Pegasus : le poids des révélations controversées se dégonfle comme un soufflé

Une version plus proche de la vérité. Loin d’être l’instigateur dans l’affaire de surveillance avec le logiciel «Pegasus», le Maroc serait en réalité «la victime» de l’affaire, a déclaré Chakib Benmoussa, l’ambassadeur du royaume en France. «Nous nous demandons également quels éléments permettent de faire le lien avec nos autorités.
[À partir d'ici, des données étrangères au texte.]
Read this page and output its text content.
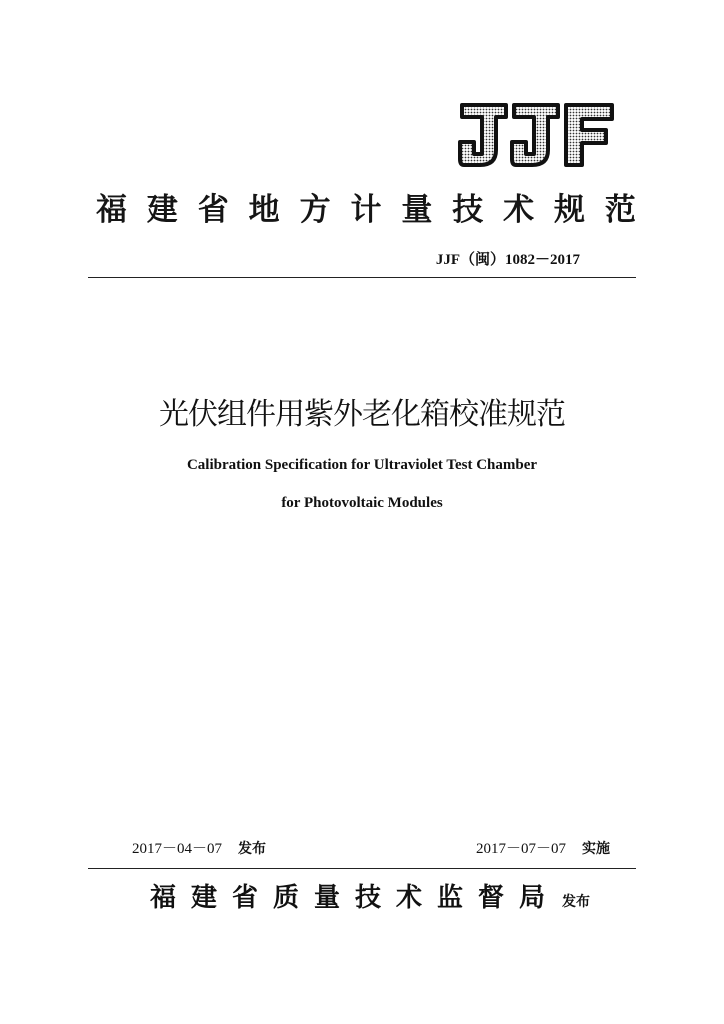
JJF
福 建 省 地 方 计 量 技 术 规 范
JJF（闽）1082－2017
光伏组件用紫外老化箱校准规范
Calibration Specification for Ultraviolet Test Chamber
for Photovoltaic Modules
2017－04－07 发布	2017－07－07 实施
福建省质量技术监督局 发布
Les acteurs qui ont lancé ce processus, avec des accusations fortes, doivent maintenant apporter des preuves», affirme-t-il dimanche 25 juillet dans le JDD.

Plusieurs sources du monde scientifique ont reconnaît que l’étude sur le logiciel Pegasus pourrait «contenir une déformation intentionnelle des données»«Cependant, ajoutent-ils, il existe une cause légitime de préoccupation sur le grand nombre des numéros dévoilés» et le caractère «non conclusif» de l’étude. De fait, l’étude n’a pas convaincu un large pan de la communauté scientifique compétente et toutes les opinions collectives rendues sur ces travaux ont conclu à leur légèreté.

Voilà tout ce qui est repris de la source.